Из моих рисунков Корней Иванович выбрал для себя один. Рисунок без всякого сомнения был дурацким. Он назывался – «Нюхатель цветков». Человек, изображенный мною, имел в жизни только один смысл: он жаждал нюхать цветы. Для этой цели я ему приспособил внушительный вдумчивый нос. Полный идиотизм!
– Я знаю здесь в Переделкине одного такого нюхателя. У вас-то на рисунке – добродушный, а этот – нюхатель с большой дороги. Награбит цветов и нюхает.
– Извините, Корней Иванович, – некстати, совершенно некстати сказал вдруг я, – а нельзя ли мне сделать ваш портрет?
– Что-нибудь вроде этого нюхателя? – спросил Чуковский, кивнув на рисунок.
– Что вы, нет, конечно. Серьезный портрет.
– Не стоит, – сказал Корней Иванович, – не нужно вам так перенапрягаться.
– А помните, вы сделали мой портрет? Из снега. Теперь моя очередь.
– Ну что ж… око за око, понимаю…
Волнуясь, принялся я за набросок, и он неожиданно заладился.

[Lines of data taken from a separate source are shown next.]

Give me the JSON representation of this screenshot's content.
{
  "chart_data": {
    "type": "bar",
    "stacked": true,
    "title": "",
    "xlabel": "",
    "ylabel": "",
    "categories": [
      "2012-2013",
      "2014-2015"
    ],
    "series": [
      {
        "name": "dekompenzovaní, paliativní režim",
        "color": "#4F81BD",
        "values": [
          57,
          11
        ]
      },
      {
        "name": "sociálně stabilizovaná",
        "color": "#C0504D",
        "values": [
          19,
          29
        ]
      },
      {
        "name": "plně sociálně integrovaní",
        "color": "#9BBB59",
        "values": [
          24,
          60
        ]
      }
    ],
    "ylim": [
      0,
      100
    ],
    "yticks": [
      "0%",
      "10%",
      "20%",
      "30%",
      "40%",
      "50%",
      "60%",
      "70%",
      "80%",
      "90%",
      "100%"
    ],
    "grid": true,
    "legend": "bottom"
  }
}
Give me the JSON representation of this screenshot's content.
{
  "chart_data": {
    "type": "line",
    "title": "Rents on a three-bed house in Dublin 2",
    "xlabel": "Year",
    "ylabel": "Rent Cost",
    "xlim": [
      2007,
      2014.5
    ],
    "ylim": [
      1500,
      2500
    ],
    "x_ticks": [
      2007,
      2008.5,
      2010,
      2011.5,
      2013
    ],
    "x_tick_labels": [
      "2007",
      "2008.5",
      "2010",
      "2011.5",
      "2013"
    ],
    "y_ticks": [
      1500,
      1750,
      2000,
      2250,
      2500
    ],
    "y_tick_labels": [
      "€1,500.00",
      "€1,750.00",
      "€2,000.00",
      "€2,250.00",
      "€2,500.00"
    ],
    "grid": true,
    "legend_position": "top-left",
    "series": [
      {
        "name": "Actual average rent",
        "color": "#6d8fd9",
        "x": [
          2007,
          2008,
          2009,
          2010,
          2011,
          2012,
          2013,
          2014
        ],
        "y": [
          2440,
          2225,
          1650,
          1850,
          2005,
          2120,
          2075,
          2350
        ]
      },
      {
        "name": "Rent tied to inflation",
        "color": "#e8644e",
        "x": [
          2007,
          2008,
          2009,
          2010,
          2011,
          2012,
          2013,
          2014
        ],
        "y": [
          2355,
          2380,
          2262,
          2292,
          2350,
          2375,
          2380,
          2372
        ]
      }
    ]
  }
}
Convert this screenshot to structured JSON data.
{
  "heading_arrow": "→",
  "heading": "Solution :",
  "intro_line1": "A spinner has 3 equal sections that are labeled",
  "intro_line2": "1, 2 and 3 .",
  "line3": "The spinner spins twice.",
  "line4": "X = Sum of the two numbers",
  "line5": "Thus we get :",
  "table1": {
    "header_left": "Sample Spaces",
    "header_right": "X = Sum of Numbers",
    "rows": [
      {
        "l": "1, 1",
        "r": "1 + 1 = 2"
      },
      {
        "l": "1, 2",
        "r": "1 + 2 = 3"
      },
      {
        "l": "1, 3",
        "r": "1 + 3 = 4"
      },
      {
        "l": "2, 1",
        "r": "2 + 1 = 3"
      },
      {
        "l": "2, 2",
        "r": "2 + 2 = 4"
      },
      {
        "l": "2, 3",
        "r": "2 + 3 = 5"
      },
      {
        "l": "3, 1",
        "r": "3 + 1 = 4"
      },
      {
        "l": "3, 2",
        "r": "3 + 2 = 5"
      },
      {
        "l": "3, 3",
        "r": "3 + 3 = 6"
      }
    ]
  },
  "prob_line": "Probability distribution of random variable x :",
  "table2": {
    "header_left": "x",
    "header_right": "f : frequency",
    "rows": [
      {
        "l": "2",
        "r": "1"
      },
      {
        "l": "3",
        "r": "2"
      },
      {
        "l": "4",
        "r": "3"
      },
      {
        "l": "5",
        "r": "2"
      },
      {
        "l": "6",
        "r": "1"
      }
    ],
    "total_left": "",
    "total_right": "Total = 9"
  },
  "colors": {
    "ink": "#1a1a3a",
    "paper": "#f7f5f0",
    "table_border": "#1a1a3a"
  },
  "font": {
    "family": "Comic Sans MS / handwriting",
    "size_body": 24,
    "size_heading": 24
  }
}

Чуковский получался значительным, было сходство. Я решил дома довести этот портрет в акварели или пастели и с натуры расписал цвет, как это делают иногда художники. На лбу написал «охра», на носу – «белила» и т.п. Рисунок этот показывать Корнею Ивановичу не хотелось. Ну какой дурак-художник покажет портрет, в котором на лбу написано «охра», а на носу – «белила»?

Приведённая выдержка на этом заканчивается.